Fino arrived back in California after his second deployment in August of 2013. His first rule of order being back in the states was to move out of his apartment in twentynine Palms Marine Base, California, and make his way back to Derry, New Hampshire, which was a 2,910 mile journey across the country he committed five years of his life serving.
“I spent about two weeks with my family, and all of a sudden I was in a dorm room with two 18 year old kids,” said Fino. “It was a blur.”
In a month, he’d been from Afghanistan to California to New Hampshire, finally moving into his first college dorm, all at the age of 23.
After two months of living in Randall Hall, Fino decided to move to a single dorm room in Monadnock. “I couldn’t do it,” he said. “There were a bunch of drunk 18-year-olds running around so if they got caught, I would be found responsible because I was obviously over 21. I’m still good friends with all of them, I just wanted to separate myself from that awkward situation.”
Fino’s original goal was to go to college, even when he decided to enlist in the Marines.
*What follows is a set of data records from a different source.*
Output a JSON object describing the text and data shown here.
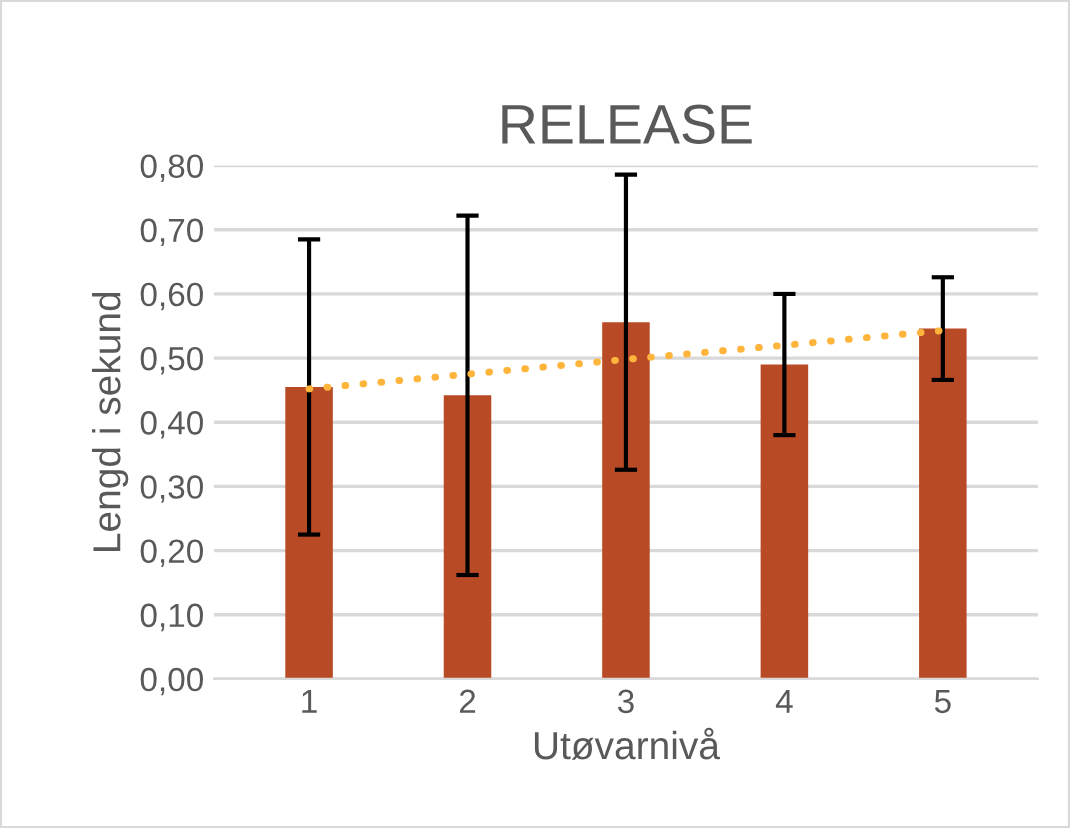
{
  "chart_data": {
    "type": "bar",
    "title": "RELEASE",
    "xlabel": "Utøvarnivå",
    "ylabel": "Lengd i sekund",
    "categories": [
      "1",
      "2",
      "3",
      "4",
      "5"
    ],
    "series": [
      {
        "color": "#b94a26",
        "values": [
          0.455,
          0.442,
          0.556,
          0.49,
          0.546
        ],
        "errors": [
          0.23,
          0.28,
          0.23,
          0.11,
          0.08
        ]
      },
      {
        "type": "line",
        "color": "#ffb43c",
        "line_style": "dotted",
        "values": [
          0.452,
          0.475,
          0.498,
          0.52,
          0.543
        ]
      }
    ],
    "ylim": [
      0,
      0.8
    ],
    "yticks": [
      {
        "value": 0,
        "label": "0,00"
      },
      {
        "value": 0.1,
        "label": "0,10"
      },
      {
        "value": 0.2,
        "label": "0,20"
      },
      {
        "value": 0.3,
        "label": "0,30"
      },
      {
        "value": 0.4,
        "label": "0,40"
      },
      {
        "value": 0.5,
        "label": "0,50"
      },
      {
        "value": 0.6,
        "label": "0,60"
      },
      {
        "value": 0.7,
        "label": "0,70"
      },
      {
        "value": 0.8,
        "label": "0,80"
      }
    ],
    "grid": "y",
    "legend": false
  }
}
He will be graduating this fall with a Bachelor’s Degree in Computer Science. He’s currently attending job interviews and wants to work in Information Technology or networking.
“This school’s been pretty good to me. My professors have been pro-veteran, regardless of their political spectrum, and I’ve had both ends,” he said.
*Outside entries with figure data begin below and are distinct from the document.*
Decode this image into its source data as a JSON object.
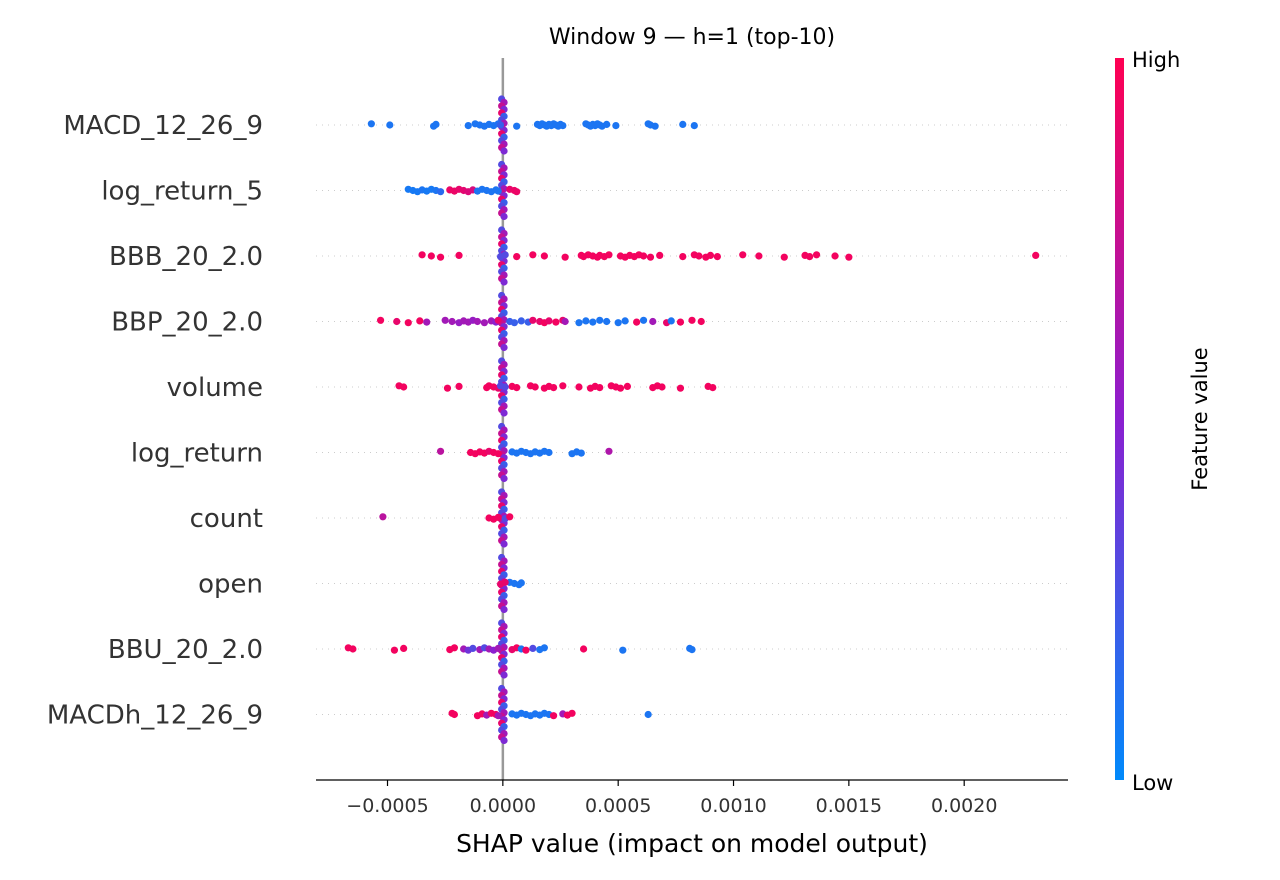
{
  "chart_data": {
    "type": "scatter",
    "subtype": "beeswarm",
    "title": "Window 9 — h=1 (top-10)",
    "xlabel": "SHAP value (impact on model output)",
    "xlim": [
      -0.00081,
      0.00245
    ],
    "xticks": [
      {
        "value": -0.0005,
        "label": "−0.0005"
      },
      {
        "value": 0.0,
        "label": "0.0000"
      },
      {
        "value": 0.0005,
        "label": "0.0005"
      },
      {
        "value": 0.001,
        "label": "0.0010"
      },
      {
        "value": 0.0015,
        "label": "0.0015"
      },
      {
        "value": 0.002,
        "label": "0.0020"
      }
    ],
    "colorbar": {
      "label": "Feature value",
      "high": "High",
      "low": "Low",
      "high_color": "#ff0052",
      "low_color": "#008afb"
    },
    "zero_line_color": "#999999",
    "features": [
      {
        "name": "MACD_12_26_9",
        "points": [
          [
            -0.00057,
            0.1
          ],
          [
            -0.00049,
            0.1
          ],
          [
            -0.0003,
            0.1
          ],
          [
            -0.00029,
            0.1
          ],
          [
            -0.00015,
            0.1
          ],
          [
            -0.00012,
            0.1
          ],
          [
            -0.0001,
            0.1
          ],
          [
            -8e-05,
            0.1
          ],
          [
            -6e-05,
            0.1
          ],
          [
            -4e-05,
            0.1
          ],
          [
            -2e-05,
            0.12
          ],
          [
            -1e-05,
            0.2
          ],
          [
            6e-05,
            0.1
          ],
          [
            0.00015,
            0.1
          ],
          [
            0.00016,
            0.1
          ],
          [
            0.00017,
            0.1
          ],
          [
            0.00018,
            0.1
          ],
          [
            0.00019,
            0.1
          ],
          [
            0.0002,
            0.1
          ],
          [
            0.00021,
            0.1
          ],
          [
            0.00022,
            0.1
          ],
          [
            0.00023,
            0.1
          ],
          [
            0.00024,
            0.1
          ],
          [
            0.00025,
            0.1
          ],
          [
            0.00026,
            0.1
          ],
          [
            0.00036,
            0.1
          ],
          [
            0.00037,
            0.1
          ],
          [
            0.00038,
            0.1
          ],
          [
            0.00039,
            0.1
          ],
          [
            0.0004,
            0.1
          ],
          [
            0.00041,
            0.1
          ],
          [
            0.00042,
            0.1
          ],
          [
            0.00043,
            0.1
          ],
          [
            0.00045,
            0.1
          ],
          [
            0.00049,
            0.1
          ],
          [
            0.00063,
            0.1
          ],
          [
            0.00064,
            0.1
          ],
          [
            0.00066,
            0.1
          ],
          [
            0.00078,
            0.1
          ],
          [
            0.00083,
            0.1
          ]
        ]
      },
      {
        "name": "log_return_5",
        "points": [
          [
            -0.00041,
            0.08
          ],
          [
            -0.00039,
            0.08
          ],
          [
            -0.00037,
            0.08
          ],
          [
            -0.00035,
            0.1
          ],
          [
            -0.00033,
            0.08
          ],
          [
            -0.00031,
            0.08
          ],
          [
            -0.00029,
            0.1
          ],
          [
            -0.00027,
            0.15
          ],
          [
            -0.00023,
            0.92
          ],
          [
            -0.00021,
            0.92
          ],
          [
            -0.00019,
            0.9
          ],
          [
            -0.00017,
            0.88
          ],
          [
            -0.00015,
            0.85
          ],
          [
            -0.00013,
            0.82
          ],
          [
            -0.00011,
            0.1
          ],
          [
            -9e-05,
            0.1
          ],
          [
            -7e-05,
            0.1
          ],
          [
            -5e-05,
            0.1
          ],
          [
            -3e-05,
            0.1
          ],
          [
            -2e-05,
            0.1
          ],
          [
            3e-05,
            0.9
          ],
          [
            5e-05,
            0.92
          ],
          [
            6e-05,
            0.92
          ]
        ]
      },
      {
        "name": "BBB_20_2.0",
        "points": [
          [
            -0.00035,
            0.95
          ],
          [
            -0.00031,
            0.95
          ],
          [
            -0.00027,
            0.95
          ],
          [
            -0.00019,
            0.95
          ],
          [
            6e-05,
            0.95
          ],
          [
            0.00013,
            0.95
          ],
          [
            0.00018,
            0.95
          ],
          [
            0.00027,
            0.95
          ],
          [
            0.00034,
            0.95
          ],
          [
            0.00035,
            0.95
          ],
          [
            0.00037,
            0.95
          ],
          [
            0.00039,
            0.95
          ],
          [
            0.00041,
            0.95
          ],
          [
            0.00042,
            0.95
          ],
          [
            0.00044,
            0.95
          ],
          [
            0.00046,
            0.95
          ],
          [
            0.00051,
            0.95
          ],
          [
            0.00053,
            0.95
          ],
          [
            0.00055,
            0.95
          ],
          [
            0.00057,
            0.95
          ],
          [
            0.00059,
            0.95
          ],
          [
            0.00061,
            0.95
          ],
          [
            0.00064,
            0.95
          ],
          [
            0.00068,
            0.95
          ],
          [
            0.00078,
            0.95
          ],
          [
            0.00083,
            0.95
          ],
          [
            0.00085,
            0.95
          ],
          [
            0.00088,
            0.95
          ],
          [
            0.0009,
            0.95
          ],
          [
            0.00093,
            0.95
          ],
          [
            0.00104,
            0.95
          ],
          [
            0.00111,
            0.95
          ],
          [
            0.00122,
            0.95
          ],
          [
            0.00131,
            0.95
          ],
          [
            0.00133,
            0.95
          ],
          [
            0.00136,
            0.95
          ],
          [
            0.00144,
            0.95
          ],
          [
            0.0015,
            0.95
          ],
          [
            0.00231,
            0.95
          ],
          [
            -1e-05,
            0.3
          ],
          [
            1e-05,
            0.3
          ]
        ]
      },
      {
        "name": "BBP_20_2.0",
        "points": [
          [
            -0.00053,
            0.95
          ],
          [
            -0.00046,
            0.9
          ],
          [
            -0.00041,
            0.95
          ],
          [
            -0.00036,
            0.95
          ],
          [
            -0.00033,
            0.6
          ],
          [
            -0.00025,
            0.6
          ],
          [
            -0.00022,
            0.6
          ],
          [
            -0.00019,
            0.55
          ],
          [
            -0.00017,
            0.6
          ],
          [
            -0.00015,
            0.6
          ],
          [
            -0.00013,
            0.55
          ],
          [
            -0.00011,
            0.6
          ],
          [
            -8e-05,
            0.6
          ],
          [
            -5e-05,
            0.6
          ],
          [
            -3e-05,
            0.5
          ],
          [
            -2e-05,
            0.9
          ],
          [
            3e-05,
            0.2
          ],
          [
            5e-05,
            0.2
          ],
          [
            8e-05,
            0.2
          ],
          [
            0.00011,
            0.2
          ],
          [
            0.00013,
            0.9
          ],
          [
            0.00016,
            0.9
          ],
          [
            0.00018,
            0.95
          ],
          [
            0.0002,
            0.9
          ],
          [
            0.00023,
            0.95
          ],
          [
            0.00026,
            0.9
          ],
          [
            0.00027,
            0.6
          ],
          [
            0.00033,
            0.1
          ],
          [
            0.00036,
            0.1
          ],
          [
            0.00039,
            0.1
          ],
          [
            0.00042,
            0.1
          ],
          [
            0.00045,
            0.1
          ],
          [
            0.0005,
            0.1
          ],
          [
            0.00053,
            0.1
          ],
          [
            0.00058,
            0.95
          ],
          [
            0.00061,
            0.1
          ],
          [
            0.00065,
            0.6
          ],
          [
            0.00071,
            0.9
          ],
          [
            0.00073,
            0.1
          ],
          [
            0.00077,
            0.95
          ],
          [
            0.00082,
            0.95
          ],
          [
            0.00086,
            0.95
          ]
        ]
      },
      {
        "name": "volume",
        "points": [
          [
            -0.00045,
            0.95
          ],
          [
            -0.00043,
            0.95
          ],
          [
            -0.00024,
            0.95
          ],
          [
            -0.00019,
            0.95
          ],
          [
            -7e-05,
            0.95
          ],
          [
            -6e-05,
            0.95
          ],
          [
            -4e-05,
            0.95
          ],
          [
            -2e-05,
            0.9
          ],
          [
            4e-05,
            0.95
          ],
          [
            6e-05,
            0.95
          ],
          [
            0.00012,
            0.95
          ],
          [
            0.00014,
            0.95
          ],
          [
            0.00018,
            0.95
          ],
          [
            0.0002,
            0.95
          ],
          [
            0.00022,
            0.95
          ],
          [
            0.00026,
            0.95
          ],
          [
            0.00033,
            0.95
          ],
          [
            0.00038,
            0.95
          ],
          [
            0.0004,
            0.95
          ],
          [
            0.00042,
            0.95
          ],
          [
            0.00047,
            0.95
          ],
          [
            0.00049,
            0.95
          ],
          [
            0.00051,
            0.95
          ],
          [
            0.00054,
            0.95
          ],
          [
            0.00065,
            0.95
          ],
          [
            0.00067,
            0.95
          ],
          [
            0.00069,
            0.95
          ],
          [
            0.00077,
            0.95
          ],
          [
            0.00089,
            0.95
          ],
          [
            0.00091,
            0.95
          ],
          [
            -1e-05,
            0.3
          ],
          [
            1e-05,
            0.3
          ]
        ]
      },
      {
        "name": "log_return",
        "points": [
          [
            -0.00027,
            0.7
          ],
          [
            -0.00014,
            0.95
          ],
          [
            -0.00012,
            0.95
          ],
          [
            -0.0001,
            0.95
          ],
          [
            -8e-05,
            0.95
          ],
          [
            -6e-05,
            0.9
          ],
          [
            -4e-05,
            0.95
          ],
          [
            -2e-05,
            0.95
          ],
          [
            4e-05,
            0.1
          ],
          [
            6e-05,
            0.1
          ],
          [
            8e-05,
            0.1
          ],
          [
            0.0001,
            0.1
          ],
          [
            0.00012,
            0.1
          ],
          [
            0.00014,
            0.1
          ],
          [
            0.00016,
            0.1
          ],
          [
            0.00018,
            0.1
          ],
          [
            0.0002,
            0.1
          ],
          [
            0.0003,
            0.1
          ],
          [
            0.00032,
            0.1
          ],
          [
            0.00034,
            0.1
          ],
          [
            0.00046,
            0.65
          ]
        ]
      },
      {
        "name": "count",
        "points": [
          [
            -0.00052,
            0.7
          ],
          [
            -6e-05,
            0.95
          ],
          [
            -4e-05,
            0.95
          ],
          [
            -2e-05,
            0.95
          ],
          [
            1e-05,
            0.3
          ],
          [
            3e-05,
            0.95
          ]
        ]
      },
      {
        "name": "open",
        "points": [
          [
            3e-05,
            0.1
          ],
          [
            5e-05,
            0.1
          ],
          [
            7e-05,
            0.1
          ],
          [
            8e-05,
            0.1
          ],
          [
            -1e-05,
            0.9
          ],
          [
            1e-05,
            0.9
          ]
        ]
      },
      {
        "name": "BBU_20_2.0",
        "points": [
          [
            -0.00067,
            0.95
          ],
          [
            -0.00065,
            0.95
          ],
          [
            -0.00047,
            0.95
          ],
          [
            -0.00043,
            0.95
          ],
          [
            -0.00023,
            0.95
          ],
          [
            -0.00021,
            0.95
          ],
          [
            -0.00017,
            0.6
          ],
          [
            -0.00015,
            0.4
          ],
          [
            -0.00013,
            0.3
          ],
          [
            -0.0001,
            0.6
          ],
          [
            -8e-05,
            0.3
          ],
          [
            -6e-05,
            0.6
          ],
          [
            -4e-05,
            0.5
          ],
          [
            -2e-05,
            0.6
          ],
          [
            4e-05,
            0.9
          ],
          [
            6e-05,
            0.95
          ],
          [
            8e-05,
            0.1
          ],
          [
            0.0001,
            0.95
          ],
          [
            0.00013,
            0.3
          ],
          [
            0.00016,
            0.1
          ],
          [
            0.00018,
            0.1
          ],
          [
            0.00035,
            0.95
          ],
          [
            0.00052,
            0.1
          ],
          [
            0.00081,
            0.1
          ],
          [
            0.00082,
            0.1
          ]
        ]
      },
      {
        "name": "MACDh_12_26_9",
        "points": [
          [
            -0.00022,
            0.95
          ],
          [
            -0.00021,
            0.95
          ],
          [
            -0.00011,
            0.95
          ],
          [
            -9e-05,
            0.95
          ],
          [
            -7e-05,
            0.6
          ],
          [
            -5e-05,
            0.95
          ],
          [
            -3e-05,
            0.95
          ],
          [
            -2e-05,
            0.6
          ],
          [
            4e-05,
            0.1
          ],
          [
            6e-05,
            0.1
          ],
          [
            8e-05,
            0.1
          ],
          [
            0.0001,
            0.1
          ],
          [
            0.00012,
            0.1
          ],
          [
            0.00014,
            0.1
          ],
          [
            0.00016,
            0.1
          ],
          [
            0.00018,
            0.1
          ],
          [
            0.0002,
            0.1
          ],
          [
            0.00022,
            0.95
          ],
          [
            0.00026,
            0.6
          ],
          [
            0.00028,
            0.95
          ],
          [
            0.0003,
            0.95
          ],
          [
            0.00063,
            0.1
          ]
        ]
      }
    ]
  }
}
“I think they should pay more attention to that, on veteran outreach, especially for new student veterans so they don’t have to feel like they’re taking it all in by themselves,” said Fino. “It can be overwhelming, and leaving that extremely structured lifestyle in the service, to being in college can make you feel like you’re alone.
“They should not put veterans with 18-year-olds. They should put them with somebody who’s over 21, or somebody sort of their age or even ideally another veteran if that’s even possible,” said Fino.
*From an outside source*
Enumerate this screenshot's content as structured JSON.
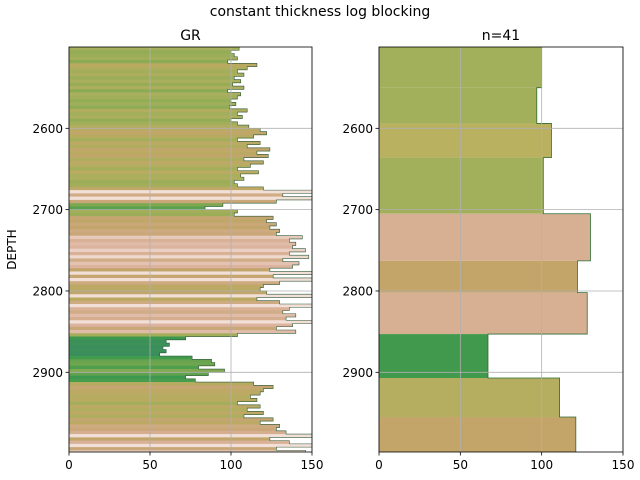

All students at Keene State are required to live on campus for a minimum of two years, including student veterans.
According to the Director of Residential Life and Housing Kent Drake-Deese, there are currently 34 veterans enrolled at Keene State. Drake-Deese is also the chair of the Veteran Student Advisory Committee (VSAC), and has, for the last three years, hosted a luncheon for student, staff and faculty veterans.
Drake-Deese said, “There are no student veteran groups on campus and that [VSAC] is pretty much all there is.”
Fino claims that more veteran support services may or may not have helped during his first year at Keene, especially for new student veterans who “don’t have to feel like they’re taking it all [in] by themselves.”
The Washington Post said “Roughly 2.4 million active members of the armed forces have left military service and returned to civilian life,” and that “in the next four years, another million” will be making the same transition.
New Hampshire has the eighth highest population of veterans per capita in the nation. New Hampshire residents represent nine percent of the state’s total population, according to naminnh.com.
Keene State College has seen an influx in student veteran applications this year.
According to Senior Business Services Assistant Robyn Lucius, “Some of our V[eterans] A[ssociation] guys we work closely with [and] encourage attending local schools to veterans so that could contribute to the rising number of applicants,” said Lucius.
When asked if she has to deal with any problems regarding veterans accessing their benefits, she responded, “Not really, as long as information is received timely, it’s a pretty basic process. Certain branches get different benefits, we just have to certify them and the rest is between the student and the VA.”